Editor's note: With its latest Best Theatre win in 2007, Neptune was elevated to the Best of Halifax Hall of Fame. Two-thousand and seven was the most successful year in the 44-year history of Neptune Theatre in terms of bums-on-seats. More people took in a Neptune show than ever before. These days, with so many different ways we can spend our entertainment dollars, that's saying something.
Ron Ulrich came aboard the good ship Neptune in May of 2000, to a theatre company with an accumulated deficit of close to $3.8 million. "Paying down a debt load that size is enormous. The constraints in the early years were substantial," he says. Over the succeeding years, with some savvy programming and finding added sponsorship and support, they've been able to pay off virtually all of that debt. "Which is great," says Ulrich. "Better than great—it's wonderful."
The freedom gained from being out of the red means that, despite costs going up, the theatre has been able to try riskier works and strike up collaborations with other, younger theatre companies in town. Examples include working with 2b Theatre on shows such as last year's Soul Alone and more recently with Shahin Sayadi's OneLight Theatre, helping to create The Veil, the dramatic adaptation of Masoud Bahnoud's Iranian novel.
"For projects of that nature, paying off the debt has allowed us to expand a little bit to assist other companies working in the area," says Ulrich. "We were very lucky that Shahin was writing this new play based on an extraordinarily popular Iranian novel that no one in the English-speaking world, unless you read Farsi, would have ever heard about.
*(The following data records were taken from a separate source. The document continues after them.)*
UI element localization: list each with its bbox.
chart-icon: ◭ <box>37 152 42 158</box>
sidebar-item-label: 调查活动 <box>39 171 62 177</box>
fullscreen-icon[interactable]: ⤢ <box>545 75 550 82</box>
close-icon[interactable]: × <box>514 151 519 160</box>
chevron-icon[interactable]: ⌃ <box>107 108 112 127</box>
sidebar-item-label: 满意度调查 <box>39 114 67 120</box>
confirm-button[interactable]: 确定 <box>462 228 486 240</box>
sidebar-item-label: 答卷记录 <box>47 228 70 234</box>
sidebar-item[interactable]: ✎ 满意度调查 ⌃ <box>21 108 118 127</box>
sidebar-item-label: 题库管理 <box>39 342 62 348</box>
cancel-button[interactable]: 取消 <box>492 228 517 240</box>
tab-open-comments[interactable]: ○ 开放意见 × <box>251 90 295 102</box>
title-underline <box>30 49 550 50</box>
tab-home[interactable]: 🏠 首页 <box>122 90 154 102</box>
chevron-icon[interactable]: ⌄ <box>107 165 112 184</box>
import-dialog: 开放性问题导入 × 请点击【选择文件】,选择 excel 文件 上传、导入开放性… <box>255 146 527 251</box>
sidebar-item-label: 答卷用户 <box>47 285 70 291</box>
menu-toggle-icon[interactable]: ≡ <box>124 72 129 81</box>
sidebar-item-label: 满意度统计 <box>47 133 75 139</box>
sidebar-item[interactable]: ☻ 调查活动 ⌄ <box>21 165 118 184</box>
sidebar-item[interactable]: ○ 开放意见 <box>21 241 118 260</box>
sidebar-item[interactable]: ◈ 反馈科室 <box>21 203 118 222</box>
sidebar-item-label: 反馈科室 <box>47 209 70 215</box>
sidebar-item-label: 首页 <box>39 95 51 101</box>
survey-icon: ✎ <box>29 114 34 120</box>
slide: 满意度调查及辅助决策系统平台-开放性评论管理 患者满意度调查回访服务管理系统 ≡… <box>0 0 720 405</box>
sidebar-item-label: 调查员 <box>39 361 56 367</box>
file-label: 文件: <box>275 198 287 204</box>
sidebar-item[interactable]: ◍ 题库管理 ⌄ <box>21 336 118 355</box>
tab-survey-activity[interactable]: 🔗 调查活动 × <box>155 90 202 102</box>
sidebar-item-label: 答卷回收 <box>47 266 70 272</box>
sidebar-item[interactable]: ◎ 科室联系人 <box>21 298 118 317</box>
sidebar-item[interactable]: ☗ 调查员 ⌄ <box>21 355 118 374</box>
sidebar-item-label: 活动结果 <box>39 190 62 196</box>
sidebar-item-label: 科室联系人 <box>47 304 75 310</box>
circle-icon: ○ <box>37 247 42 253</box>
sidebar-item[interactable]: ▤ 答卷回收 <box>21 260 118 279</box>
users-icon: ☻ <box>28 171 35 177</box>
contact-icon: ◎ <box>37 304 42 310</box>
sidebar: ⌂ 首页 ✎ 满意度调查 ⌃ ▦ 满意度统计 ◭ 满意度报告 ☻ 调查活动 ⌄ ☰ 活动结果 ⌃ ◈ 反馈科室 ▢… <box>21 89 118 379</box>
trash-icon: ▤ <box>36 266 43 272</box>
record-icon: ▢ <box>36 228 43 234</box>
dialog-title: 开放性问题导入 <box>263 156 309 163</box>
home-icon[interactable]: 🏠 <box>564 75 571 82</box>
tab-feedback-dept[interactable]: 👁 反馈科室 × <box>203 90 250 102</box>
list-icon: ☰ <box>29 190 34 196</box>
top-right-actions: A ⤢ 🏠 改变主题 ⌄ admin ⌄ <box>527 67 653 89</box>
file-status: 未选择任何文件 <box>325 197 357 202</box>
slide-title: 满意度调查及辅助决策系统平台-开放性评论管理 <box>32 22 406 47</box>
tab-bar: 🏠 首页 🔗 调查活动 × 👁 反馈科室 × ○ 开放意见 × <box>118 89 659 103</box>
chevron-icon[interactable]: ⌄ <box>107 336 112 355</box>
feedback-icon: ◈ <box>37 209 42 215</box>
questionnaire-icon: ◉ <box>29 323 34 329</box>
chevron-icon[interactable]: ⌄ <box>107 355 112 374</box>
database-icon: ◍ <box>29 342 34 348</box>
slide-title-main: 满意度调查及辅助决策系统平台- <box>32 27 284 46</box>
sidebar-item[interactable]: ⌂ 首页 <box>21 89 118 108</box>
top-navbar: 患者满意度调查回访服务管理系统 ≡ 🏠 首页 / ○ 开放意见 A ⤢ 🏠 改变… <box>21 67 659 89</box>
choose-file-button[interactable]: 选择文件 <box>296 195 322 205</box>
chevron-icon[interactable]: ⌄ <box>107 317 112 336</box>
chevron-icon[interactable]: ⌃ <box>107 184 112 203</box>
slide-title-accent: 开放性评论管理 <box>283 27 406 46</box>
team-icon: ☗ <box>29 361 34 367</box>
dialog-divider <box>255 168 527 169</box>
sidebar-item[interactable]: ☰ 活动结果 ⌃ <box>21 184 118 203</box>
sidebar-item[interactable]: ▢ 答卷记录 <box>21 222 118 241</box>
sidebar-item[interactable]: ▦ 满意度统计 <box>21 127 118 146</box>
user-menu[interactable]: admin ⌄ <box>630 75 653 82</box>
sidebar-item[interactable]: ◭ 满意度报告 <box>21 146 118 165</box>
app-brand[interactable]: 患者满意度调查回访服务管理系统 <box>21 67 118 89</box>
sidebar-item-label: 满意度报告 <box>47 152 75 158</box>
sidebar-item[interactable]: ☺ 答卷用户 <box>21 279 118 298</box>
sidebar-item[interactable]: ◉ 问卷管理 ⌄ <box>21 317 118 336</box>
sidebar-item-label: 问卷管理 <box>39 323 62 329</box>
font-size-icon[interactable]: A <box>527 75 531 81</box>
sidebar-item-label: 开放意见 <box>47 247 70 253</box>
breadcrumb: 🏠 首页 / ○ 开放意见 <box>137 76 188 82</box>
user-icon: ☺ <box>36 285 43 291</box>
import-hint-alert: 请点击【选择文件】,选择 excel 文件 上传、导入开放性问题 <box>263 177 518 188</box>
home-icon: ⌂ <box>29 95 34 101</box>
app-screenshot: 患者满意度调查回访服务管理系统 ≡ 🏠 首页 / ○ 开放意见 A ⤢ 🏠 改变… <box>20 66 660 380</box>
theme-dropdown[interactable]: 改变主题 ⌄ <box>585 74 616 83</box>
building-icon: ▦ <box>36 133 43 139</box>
And, at the same time, we worked with Mermaid Theatre because it's involved as well. You couldn't wish for anything better."
And the collaborations don't stop there: Ulrich says that in 2008, Neptune will be working with Tarragon Theatre in Toronto on something called "The South African Project," including South African thespians. It's a show being put together right now, to be workshopped in January. "If that gets ready we can bring it in next season as well. It's a chance to explore cultural values that we don't normally see. It's what we do in the studio anyway," says Ulrich.
He credits audiences in Halifax with the intelligence and perception to appreciate new things, so he can indulge his artistic and creative talents. "It means I can do projects such as The Vertical Hour, Frozen and The Syringa Tree that you can't do in certain other theatres in this country because the audience isn't ready for them," he says. "The ability to do projects like that and mix them in with much more popular projects like Beauty and the Beast or Oliver is really kind of neat."
Over the years, it's been the audience's interest in all kinds of material that has impressed Ulrich and he has strived to give them what they want. "We've been able to check out what our audience would accept...I mean, there's no point in doing something if nobody is going to come and see it. The only reason we present theatre is to excite people, to get people involved, to get the community involved.
"Lets use the example of Copenhagen. I mean, who the hell wants to go and see a play that's talking for two-and-a-half hours about the atomic bomb? Well, the theatre was full, man! It was awesome!"